The Ipsos-Sopra Sterna poll for daily Le Monde showed centrist Emmanuel Macron and far-right leader Marine Le Pen tied on 22% each in the April 23, 2017 first round, with the far-left’s Jean-Luc Melenchon and conservative Francois Fillon at 20% and 19% respectively.

That 3% gap among the top four was within the poll’s margin of error, suggesting the election is wide open.

Were he to qualify for the second round on May 7, Mr. Macron is still seen winning whoever his opponent is, but the most striking trend of the past days has been Mr. Melenchon’s sharp rise in first round voting intentions since performing well in two TV debates in late March and early April.

A second poll published on Friday showed a bigger, 6% gap separating the four main players in a first-round field of 11 candidates. The daily survey by Opinionway had Mr. Macron as leader at 23% and Mr. Melenchon the laggard at 17%.
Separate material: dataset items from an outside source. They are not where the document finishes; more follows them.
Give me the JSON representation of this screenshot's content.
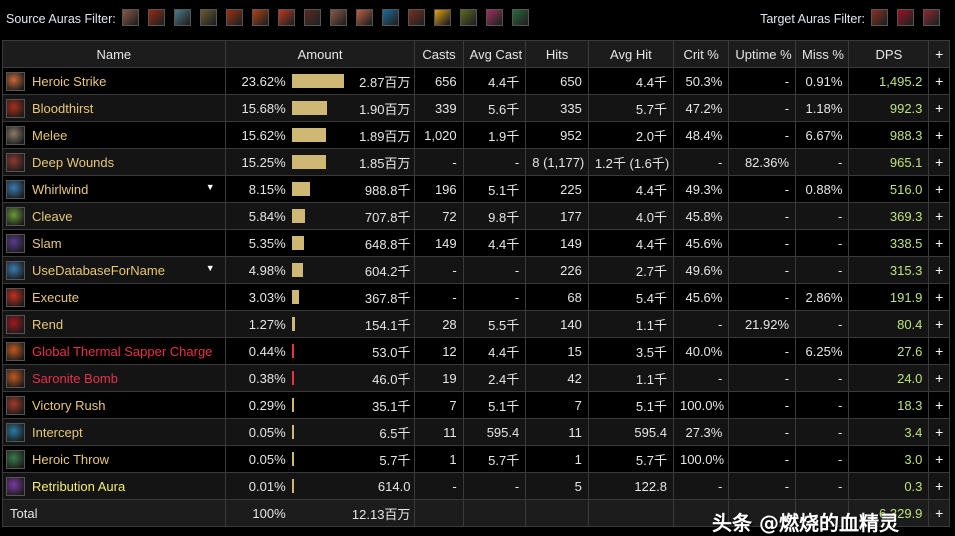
{
  "filters": {
    "source_label": "Source Auras Filter:",
    "source_auras": [
      {
        "name": "flex-arm",
        "color": "#8a5a44"
      },
      {
        "name": "bloodrage",
        "color": "#9a2a10"
      },
      {
        "name": "battle-shout",
        "color": "#4a7a8a"
      },
      {
        "name": "demoralizing",
        "color": "#6a5a30"
      },
      {
        "name": "rampage",
        "color": "#a03010"
      },
      {
        "name": "berserker",
        "color": "#b04010"
      },
      {
        "name": "enrage-fist",
        "color": "#c03a20"
      },
      {
        "name": "claw",
        "color": "#5a2a20"
      },
      {
        "name": "flex-arm-2",
        "color": "#8a5a44"
      },
      {
        "name": "heroic-strike",
        "color": "#c06040"
      },
      {
        "name": "blue-figure",
        "color": "#1a6a9a"
      },
      {
        "name": "demon",
        "color": "#7a3020"
      },
      {
        "name": "fire-yellow",
        "color": "#e0a010"
      },
      {
        "name": "green-beast",
        "color": "#5a6a20"
      },
      {
        "name": "potion",
        "color": "#a03060"
      },
      {
        "name": "green-hand",
        "color": "#2a6a3a"
      }
    ],
    "target_label": "Target Auras Filter:",
    "target_auras": [
      {
        "name": "sunder",
        "color": "#8a3020"
      },
      {
        "name": "rend",
        "color": "#a01020"
      },
      {
        "name": "deep-wounds",
        "color": "#8a2a30"
      }
    ]
  },
  "table": {
    "headers": [
      "Name",
      "Amount",
      "Casts",
      "Avg Cast",
      "Hits",
      "Avg Hit",
      "Crit %",
      "Uptime %",
      "Miss %",
      "DPS",
      "+"
    ],
    "rows": [
      {
        "name": "Heroic Strike",
        "style": "",
        "icon_color": "#c66a3a",
        "pct": "23.62%",
        "bar_fraction": 1.0,
        "bar_color": "gold",
        "amount": "2.87百万",
        "casts": "656",
        "avg_cast": "4.4千",
        "hits": "650",
        "avg_hit": "4.4千",
        "crit": "50.3%",
        "uptime": "-",
        "miss": "0.91%",
        "dps": "1,495.2",
        "expand": false
      },
      {
        "name": "Bloodthirst",
        "style": "",
        "icon_color": "#a8301a",
        "pct": "15.68%",
        "bar_fraction": 0.664,
        "bar_color": "gold",
        "amount": "1.90百万",
        "casts": "339",
        "avg_cast": "5.6千",
        "hits": "335",
        "avg_hit": "5.7千",
        "crit": "47.2%",
        "uptime": "-",
        "miss": "1.18%",
        "dps": "992.3",
        "expand": false
      },
      {
        "name": "Melee",
        "style": "",
        "icon_color": "#8a7a6a",
        "pct": "15.62%",
        "bar_fraction": 0.661,
        "bar_color": "gold",
        "amount": "1.89百万",
        "casts": "1,020",
        "avg_cast": "1.9千",
        "hits": "952",
        "avg_hit": "2.0千",
        "crit": "48.4%",
        "uptime": "-",
        "miss": "6.67%",
        "dps": "988.3",
        "expand": false
      },
      {
        "name": "Deep Wounds",
        "style": "",
        "icon_color": "#8a3a30",
        "pct": "15.25%",
        "bar_fraction": 0.646,
        "bar_color": "gold",
        "amount": "1.85百万",
        "casts": "-",
        "avg_cast": "-",
        "hits": "8 (1,177)",
        "avg_hit": "1.2千 (1.6千)",
        "crit": "-",
        "uptime": "82.36%",
        "miss": "-",
        "dps": "965.1",
        "expand": false
      },
      {
        "name": "Whirlwind",
        "style": "",
        "icon_color": "#3a7ab0",
        "pct": "8.15%",
        "bar_fraction": 0.345,
        "bar_color": "gold",
        "amount": "988.8千",
        "casts": "196",
        "avg_cast": "5.1千",
        "hits": "225",
        "avg_hit": "4.4千",
        "crit": "49.3%",
        "uptime": "-",
        "miss": "0.88%",
        "dps": "516.0",
        "expand": true
      },
      {
        "name": "Cleave",
        "style": "",
        "icon_color": "#6a9a3a",
        "pct": "5.84%",
        "bar_fraction": 0.247,
        "bar_color": "gold",
        "amount": "707.8千",
        "casts": "72",
        "avg_cast": "9.8千",
        "hits": "177",
        "avg_hit": "4.0千",
        "crit": "45.8%",
        "uptime": "-",
        "miss": "-",
        "dps": "369.3",
        "expand": false
      },
      {
        "name": "Slam",
        "style": "",
        "icon_color": "#5a3a8a",
        "pct": "5.35%",
        "bar_fraction": 0.227,
        "bar_color": "gold",
        "amount": "648.8千",
        "casts": "149",
        "avg_cast": "4.4千",
        "hits": "149",
        "avg_hit": "4.4千",
        "crit": "45.6%",
        "uptime": "-",
        "miss": "-",
        "dps": "338.5",
        "expand": false
      },
      {
        "name": "UseDatabaseForName",
        "style": "",
        "icon_color": "#3a7ab0",
        "pct": "4.98%",
        "bar_fraction": 0.211,
        "bar_color": "gold",
        "amount": "604.2千",
        "casts": "-",
        "avg_cast": "-",
        "hits": "226",
        "avg_hit": "2.7千",
        "crit": "49.6%",
        "uptime": "-",
        "miss": "-",
        "dps": "315.3",
        "expand": true
      },
      {
        "name": "Execute",
        "style": "",
        "icon_color": "#c03020",
        "pct": "3.03%",
        "bar_fraction": 0.128,
        "bar_color": "gold",
        "amount": "367.8千",
        "casts": "-",
        "avg_cast": "-",
        "hits": "68",
        "avg_hit": "5.4千",
        "crit": "45.6%",
        "uptime": "-",
        "miss": "2.86%",
        "dps": "191.9",
        "expand": false
      },
      {
        "name": "Rend",
        "style": "",
        "icon_color": "#a01a20",
        "pct": "1.27%",
        "bar_fraction": 0.054,
        "bar_color": "gold",
        "amount": "154.1千",
        "casts": "28",
        "avg_cast": "5.5千",
        "hits": "140",
        "avg_hit": "1.1千",
        "crit": "-",
        "uptime": "21.92%",
        "miss": "-",
        "dps": "80.4",
        "expand": false
      },
      {
        "name": "Global Thermal Sapper Charge",
        "style": "red",
        "icon_color": "#c05a20",
        "pct": "0.44%",
        "bar_fraction": 0.019,
        "bar_color": "red",
        "amount": "53.0千",
        "casts": "12",
        "avg_cast": "4.4千",
        "hits": "15",
        "avg_hit": "3.5千",
        "crit": "40.0%",
        "uptime": "-",
        "miss": "6.25%",
        "dps": "27.6",
        "expand": false
      },
      {
        "name": "Saronite Bomb",
        "style": "red",
        "icon_color": "#c05a20",
        "pct": "0.38%",
        "bar_fraction": 0.016,
        "bar_color": "red",
        "amount": "46.0千",
        "casts": "19",
        "avg_cast": "2.4千",
        "hits": "42",
        "avg_hit": "1.1千",
        "crit": "-",
        "uptime": "-",
        "miss": "-",
        "dps": "24.0",
        "expand": false
      },
      {
        "name": "Victory Rush",
        "style": "",
        "icon_color": "#a03a2a",
        "pct": "0.29%",
        "bar_fraction": 0.012,
        "bar_color": "gold",
        "amount": "35.1千",
        "casts": "7",
        "avg_cast": "5.1千",
        "hits": "7",
        "avg_hit": "5.1千",
        "crit": "100.0%",
        "uptime": "-",
        "miss": "-",
        "dps": "18.3",
        "expand": false
      },
      {
        "name": "Intercept",
        "style": "",
        "icon_color": "#2a7aa0",
        "pct": "0.05%",
        "bar_fraction": 0.002,
        "bar_color": "gold",
        "amount": "6.5千",
        "casts": "11",
        "avg_cast": "595.4",
        "hits": "11",
        "avg_hit": "595.4",
        "crit": "27.3%",
        "uptime": "-",
        "miss": "-",
        "dps": "3.4",
        "expand": false
      },
      {
        "name": "Heroic Throw",
        "style": "",
        "icon_color": "#3a7a4a",
        "pct": "0.05%",
        "bar_fraction": 0.002,
        "bar_color": "gold",
        "amount": "5.7千",
        "casts": "1",
        "avg_cast": "5.7千",
        "hits": "1",
        "avg_hit": "5.7千",
        "crit": "100.0%",
        "uptime": "-",
        "miss": "-",
        "dps": "3.0",
        "expand": false
      },
      {
        "name": "Retribution Aura",
        "style": "yellow",
        "icon_color": "#7a3aa0",
        "pct": "0.01%",
        "bar_fraction": 0.0004,
        "bar_color": "gold",
        "amount": "614.0",
        "casts": "-",
        "avg_cast": "-",
        "hits": "5",
        "avg_hit": "122.8",
        "crit": "-",
        "uptime": "-",
        "miss": "-",
        "dps": "0.3",
        "expand": false
      }
    ],
    "total": {
      "label": "Total",
      "pct": "100%",
      "amount": "12.13百万",
      "dps": "6,329.9"
    }
  },
  "watermark": "头条 @燃烧的血精灵",
  "colors": {
    "bar_gold": "#cfb874",
    "bar_red": "#e8304a",
    "dps_green": "#bfe37a",
    "name_gold": "#e8c872"
  }
}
Mr. Melenchon’s progress is, however, worrying investors in view of his hostility to the European Union and plans to repeal pro-business labour reforms. Opinion polls show that, should he reach the second round, he could win against Mr. Fillon or Ms. Le Pen.

Polls have consistently shown that Ms. Le Pen, who is also hostile to the E.U. and wants to dump the euro, would not win the presidency whoever she faced in the run-off.

French judges investigating her alleged misuse of E.U. funds to pay for party assistants have asked for her parliamentary immunity to be lifted, though her legal woes have not been as harmful to her in the polls as the allegations of nepotism that have plagued Mr. Fillon’s campaign.

The Le Monde poll was conducted on April 12 and 13 among 1,509 people.